A rare mix of the avant-garde and daring characterises the Rotterdam Film Festival. Chris Darke dips into the world of cinema as an `alchemical box of

wondrous tricks'.

Another day, another film. Seven days into its 27th International Film Festival and Rotterdam has been transformed into a city of cinema. There are festival screenings and events wherever one turns, from the gleaming post-modern cube of the Pathe multiplex on the Schouwbergplein to the smaller repertory cinemas and galleries. The festival provides an embarrassment of cinematic riches within which it's possible to identify certain themes being explored with some consistency.

Another night, another `avant-dance music film-clash'. For me, the highpoint of the festival so far was the screening of work by Sixties American avant- garde film-maker Harry Smith with live turntable accompaniment by the New York-based DJ Shadow. Pure phantasmagoria.

Smith, a legendary figure of the American avant-garde, died in 1991 but left detailed instructions on how he intended his extraordinary multiple- projection films to be screened. With a panoply of magic lanterns, slide and film projectors, Smith's protege, the American animator M Henry Jones, delivered a dazzling event. It's somewhat trite to say that the work still looks "modern" but the combination of multiple projections make Smith's films - particularly the remarkable later work Heaven and Earth Magic - now resemble a blending of Grateful Dead album artwork, Sixties liquid light shows and hi-tech digital design.

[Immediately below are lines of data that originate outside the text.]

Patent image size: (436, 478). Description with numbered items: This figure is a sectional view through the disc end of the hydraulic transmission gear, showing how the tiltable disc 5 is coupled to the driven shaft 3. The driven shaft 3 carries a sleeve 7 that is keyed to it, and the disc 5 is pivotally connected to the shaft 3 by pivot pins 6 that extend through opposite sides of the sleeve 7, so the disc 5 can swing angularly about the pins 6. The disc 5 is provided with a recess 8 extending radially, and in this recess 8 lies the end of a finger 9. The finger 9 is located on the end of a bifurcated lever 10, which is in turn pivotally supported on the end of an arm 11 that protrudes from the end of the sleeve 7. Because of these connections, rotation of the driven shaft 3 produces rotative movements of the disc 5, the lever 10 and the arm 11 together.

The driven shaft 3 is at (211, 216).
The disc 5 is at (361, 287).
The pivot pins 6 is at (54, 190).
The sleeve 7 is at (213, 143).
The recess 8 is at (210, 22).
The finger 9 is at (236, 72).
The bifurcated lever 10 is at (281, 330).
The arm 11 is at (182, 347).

Such an imaginative reappraisal of the "classic" avant-garde was at the heart of this year's festival. It's become a commonplace among film exhibitors and adventurously-minded curators to talk about "cultural cross-over" in cinema. The increasing use of film and video and the turntable/projector clashes of club-based screenings are part of this rhetoric of cinema "exploding" beyond the multiplex culture.

As well as numerous explorations of the relationship between film and new electronics, there are also rewarding excursions into gallery spaces. At the Boijmans van Beuningen Museum, two pieces were especially interesting in terms of how they approached the use of the moving image as a sculptural form. Deadpan by the British film and video artist Steve McQueen is an installation piece based around the Buster Keaton sight gag of the house that topples around the standing figure of the stony-faced stuntman.

McQueen reprises the Keaton role in his installation, shooting the falling house-front from a variety of vertiginous angles and the installation space is constructed so that the fall of the building seems to fill it entirely. Equally intriguing is the Optical Box designed by the British animators The Quay Brothers: a number of distorting lenses looking into a large container reveal curious shapes, forms and creatures - it's cinema as an alchemical box of wondrous tricks, a wunderkammer of the imagination.

Jonathan Weiss's brave and compelling adaptation of JG Ballard's experimental novel The Atrocity Exhibition deserves to receive wide distribution but, given the furore that surrounded the release of Cronenberg's adaptation of Crash it's unlikely to be granted an easy passage. This would be pity because Weiss's film is a single-minded cinematic elaboration of Ballard's dystopian landscape, one circumscribed by abandoned military installations, car crashes and psychosexual disturbances of a deeply millennial nature. Ballard is an outspoken supporter of the film, having called it "an extraordinary work".

Johan Grimonprez's dial H-I-S-T-O-R-Y is another work that uses archive footage in imaginative ways to read the history of the last 30 years through the optic of sky- jacking and international terrorism.

Elsewhere, Iranian cinema is becoming increasingly visible. Not only have there been screenings of the new Abbas Kiarostami film Taste of Cherry but new films by Jafar Panahi also feature. As do works by what might be called the "next generation" of Iranian directors who are, quite literally, the sons and daughters of the most auspicious of the current directors. Kiarostami's son Bahman has two documentary shorts in the programme and Hannah Makhmalbaf, daughter of Mohsen Makhmalbaf, the director of Gabbeh and indirect subject of Kiarostami's Close Up, also shows a documentary short in the festival.

There have been glowing reports on Knoflikari by Czech director Petr Zelenka, a black comedy about chance, personal identity and the ghost of the pilot of Enola Gay. By far the most soothing and beautiful of the films that I've caught so far is the Indian feature Dance of the Wind by Rajan Khosa. This ritualistically-paced slow burner studies the personal crisis of a young woman singer of traditional Indian music whose mother dies.

As I write this, the MTV channel on the hotel television is playing animations by the illustrious British experimentalist Len Lye in between the music videos. Who mentioned cultural cross-overs?